One of my complaints about science is that it breaks things down and puts each thing into it own labeled box except that nothing is actually isolated like that. You can’t understand reality, if you only look at things that way. I have discovered that often scientists, in related sciences, do not talk and discuss things with those in other related sciences, much less with those in what they think are unrelated sciences.
So in a world of specialists, we are missing having enough generalists that see how it all functions together ad that is the base of any of the problems that we seem not able to solve that keep getting worse.
In religion, it might be the spiritual and material side of life they separate and yet both act on the other.

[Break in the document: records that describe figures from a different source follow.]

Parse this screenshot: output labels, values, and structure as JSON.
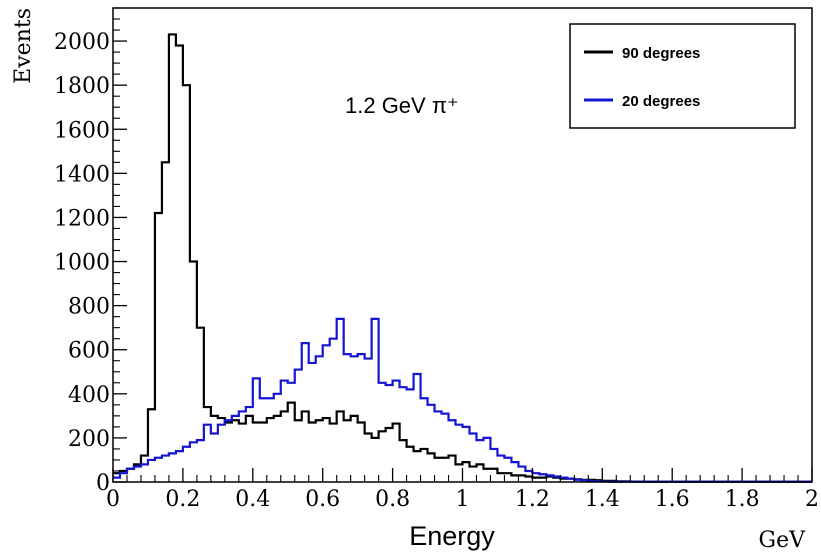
{
  "chart_data": {
    "type": "line",
    "step": true,
    "annotation": "1.2 GeV π⁺",
    "xlabel": "Energy",
    "x_unit_label": "GeV",
    "ylabel": "Events",
    "xlim": [
      0,
      2
    ],
    "ylim": [
      0,
      2150
    ],
    "xticks": [
      0,
      0.2,
      0.4,
      0.6,
      0.8,
      1,
      1.2,
      1.4,
      1.6,
      1.8,
      2
    ],
    "xtick_labels": [
      "0",
      "0.2",
      "0.4",
      "0.6",
      "0.8",
      "1",
      "1.2",
      "1.4",
      "1.6",
      "1.8",
      "2"
    ],
    "yticks": [
      0,
      200,
      400,
      600,
      800,
      1000,
      1200,
      1400,
      1600,
      1800,
      2000
    ],
    "ytick_labels": [
      "0",
      "200",
      "400",
      "600",
      "800",
      "1000",
      "1200",
      "1400",
      "1600",
      "1800",
      "2000"
    ],
    "legend_position": "top-right",
    "bin_width": 0.02,
    "series": [
      {
        "name": "90 degrees",
        "color": "#000000",
        "values": [
          40,
          50,
          60,
          80,
          120,
          330,
          1220,
          1450,
          2030,
          1980,
          1800,
          1000,
          700,
          340,
          300,
          290,
          270,
          280,
          265,
          300,
          270,
          270,
          290,
          300,
          320,
          360,
          280,
          320,
          270,
          280,
          290,
          265,
          320,
          280,
          300,
          270,
          220,
          200,
          230,
          245,
          265,
          190,
          160,
          140,
          150,
          130,
          110,
          110,
          120,
          80,
          90,
          70,
          80,
          60,
          60,
          40,
          40,
          30,
          30,
          25,
          20,
          20,
          25,
          20,
          15,
          15,
          12,
          10,
          10,
          8,
          5,
          5,
          3,
          3,
          2,
          2,
          1,
          1,
          1,
          1,
          1,
          1,
          1,
          1,
          1,
          1,
          1,
          1,
          1,
          1,
          1,
          1,
          1,
          1,
          1,
          1,
          1,
          1,
          1,
          1
        ]
      },
      {
        "name": "20 degrees",
        "color": "#1414d2",
        "values": [
          20,
          40,
          60,
          70,
          80,
          100,
          110,
          120,
          130,
          140,
          160,
          180,
          190,
          260,
          220,
          260,
          280,
          300,
          320,
          340,
          470,
          380,
          380,
          400,
          460,
          450,
          510,
          630,
          540,
          570,
          620,
          650,
          740,
          580,
          570,
          580,
          560,
          740,
          450,
          440,
          460,
          430,
          420,
          490,
          380,
          350,
          320,
          310,
          280,
          260,
          250,
          220,
          190,
          200,
          150,
          120,
          110,
          90,
          70,
          50,
          40,
          35,
          30,
          25,
          20,
          15,
          10,
          8,
          5,
          3,
          2,
          1,
          1,
          1,
          1,
          1,
          1,
          1,
          1,
          1,
          1,
          1,
          1,
          1,
          1,
          1,
          1,
          1,
          1,
          1,
          1,
          1,
          1,
          1,
          1,
          1,
          1,
          1,
          1,
          1
        ]
      }
    ]
  }
}
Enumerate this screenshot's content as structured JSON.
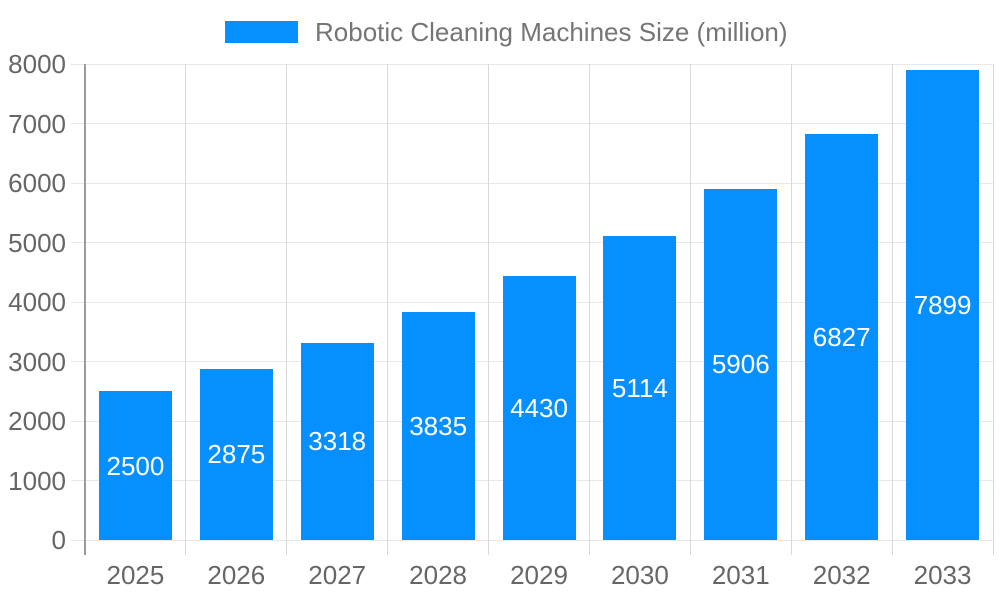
{
  "chart": {
    "legend": {
      "label": "Robotic Cleaning Machines Size (million)"
    }
  },
  "chart_data": {
    "type": "bar",
    "title": "Robotic Cleaning Machines Size (million)",
    "series_name": "Robotic Cleaning Machines Size (million)",
    "categories": [
      "2025",
      "2026",
      "2027",
      "2028",
      "2029",
      "2030",
      "2031",
      "2032",
      "2033"
    ],
    "values": [
      2500,
      2875,
      3318,
      3835,
      4430,
      5114,
      5906,
      6827,
      7899
    ],
    "xlabel": "",
    "ylabel": "",
    "ylim": [
      0,
      8000
    ],
    "yticks": [
      0,
      1000,
      2000,
      3000,
      4000,
      5000,
      6000,
      7000,
      8000
    ],
    "grid": true,
    "legend_position": "top-center",
    "value_labels": "inside-center-white",
    "colors": {
      "bar": "#0690ff",
      "grid_horizontal": "#e8e8e8",
      "grid_vertical": "#d9d9d9",
      "axis": "#9a9a9a",
      "tick_text": "#666666",
      "title_text": "#757575",
      "value_label_text": "#ffffff",
      "background": "#ffffff"
    }
  }
}
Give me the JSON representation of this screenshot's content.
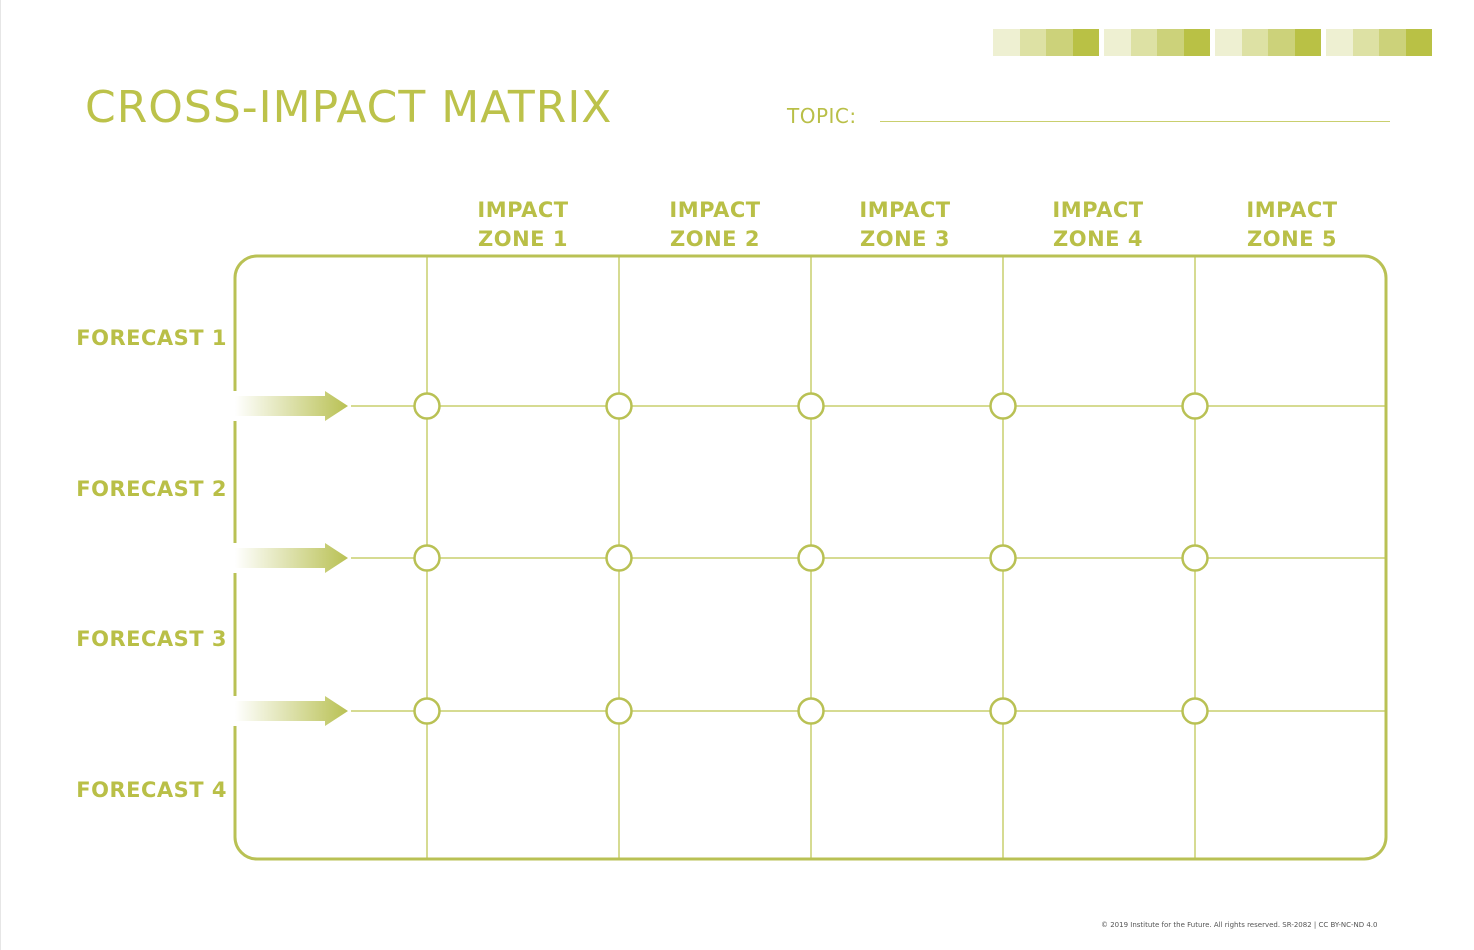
{
  "title": "CROSS-IMPACT MATRIX",
  "topic": {
    "label": "TOPIC:",
    "value": ""
  },
  "columns": [
    {
      "line1": "IMPACT",
      "line2": "ZONE 1"
    },
    {
      "line1": "IMPACT",
      "line2": "ZONE 2"
    },
    {
      "line1": "IMPACT",
      "line2": "ZONE 3"
    },
    {
      "line1": "IMPACT",
      "line2": "ZONE 4"
    },
    {
      "line1": "IMPACT",
      "line2": "ZONE 5"
    }
  ],
  "rows": [
    "FORECAST 1",
    "FORECAST 2",
    "FORECAST 3",
    "FORECAST 4"
  ],
  "footer": "© 2019 Institute for the Future. All rights reserved. SR-2082 | CC BY-NC-ND 4.0",
  "colors": {
    "accent": "#bcc24a",
    "line": "#c9cf6e",
    "border": "#b9c154",
    "swatches": [
      "#eef0d2",
      "#dde1a4",
      "#ccd27a",
      "#b9c145"
    ]
  }
}
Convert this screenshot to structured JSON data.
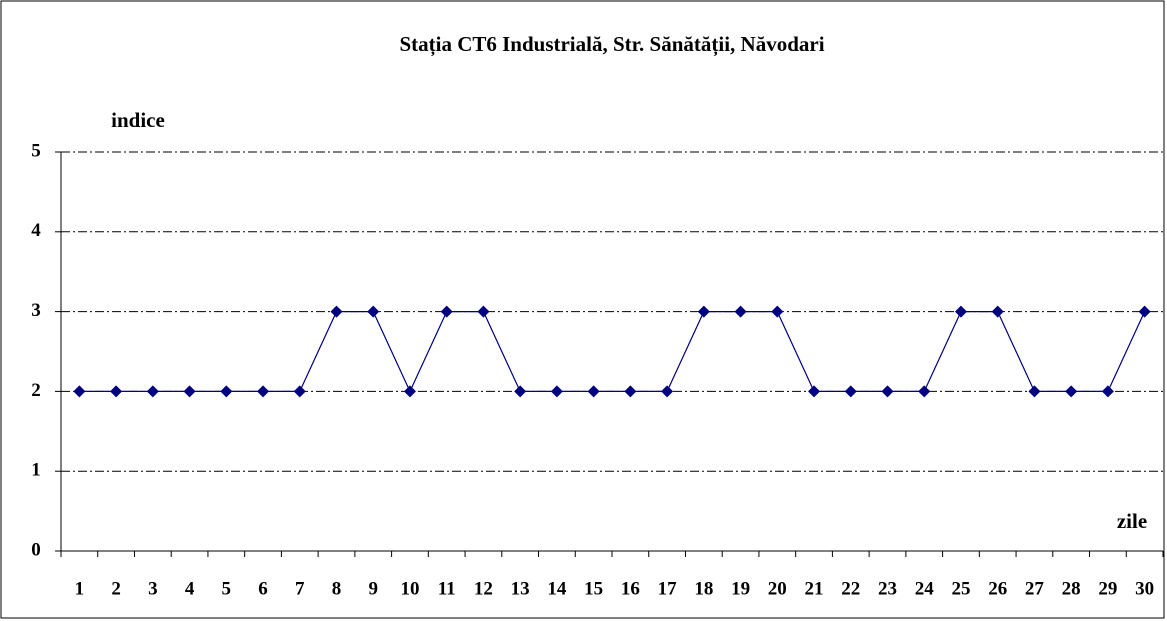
{
  "chart_data": {
    "type": "line",
    "title": "Stația CT6 Industrială, Str. Sănătății, Năvodari",
    "y_label": "indice",
    "x_label": "zile",
    "categories": [
      "1",
      "2",
      "3",
      "4",
      "5",
      "6",
      "7",
      "8",
      "9",
      "10",
      "11",
      "12",
      "13",
      "14",
      "15",
      "16",
      "17",
      "18",
      "19",
      "20",
      "21",
      "22",
      "23",
      "24",
      "25",
      "26",
      "27",
      "28",
      "29",
      "30"
    ],
    "series": [
      {
        "name": "indice",
        "color": "#000080",
        "values": [
          2,
          2,
          2,
          2,
          2,
          2,
          2,
          3,
          3,
          2,
          3,
          3,
          2,
          2,
          2,
          2,
          2,
          3,
          3,
          3,
          2,
          2,
          2,
          2,
          3,
          3,
          2,
          2,
          2,
          3
        ]
      }
    ],
    "ylim": [
      0,
      5
    ],
    "yticks": [
      0,
      1,
      2,
      3,
      4,
      5
    ],
    "grid": true
  }
}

If the material world were really not important, then we would not spend so much time living and learning our spiritual lessons in this material and mortal world in the first place. So here as well, we will need people who see the pattern that connects it all together.
Rhyd sees different parts than I do, so I do my best to follow his thinking as best I can, but I will still miss some of it due to my own limitations. But all of us are both students, and teachers, in this life at the same time to different people. We just have our own unique lessons to learn. That is what our life is about. Generalists will also need the specialists when they want to dig more deeply into any part of the pattern.
Seen the pictures sent back from Ceres and Pluto? Each of these triumphs of engineering represents a whole lot of scientific specialists talking to each other, intimately and at length.
I am very glad if they are, but I talk of my personal experience with geologists, volcanologists and experts of crystal growth and what scientists themselves have told me. There are more that study more than one science the there was say a decade ago, but we need far more cross over for the very reasons that I stated, that everything works together, not separately.
Let give you a example say an ecological problem caused by pollution. You not only need the Chemistry and the biological sciences, but you will have to involve social, religious and economic studies if you want to actually end the problem, because religions beliefs, economic considerations, social and political needs affect the decisions that we humans make on the ecology. The chemical and biological sciences are not enough to make the change happen and continue to happen.
Again this is what I mean by needing the generalists who see how various different things work together to cause things to happen. In other words, the people who see the patterns.
Sad to see the barrier between “hard” and “soft” sciences still pretty much in place, as indeed it was in my day.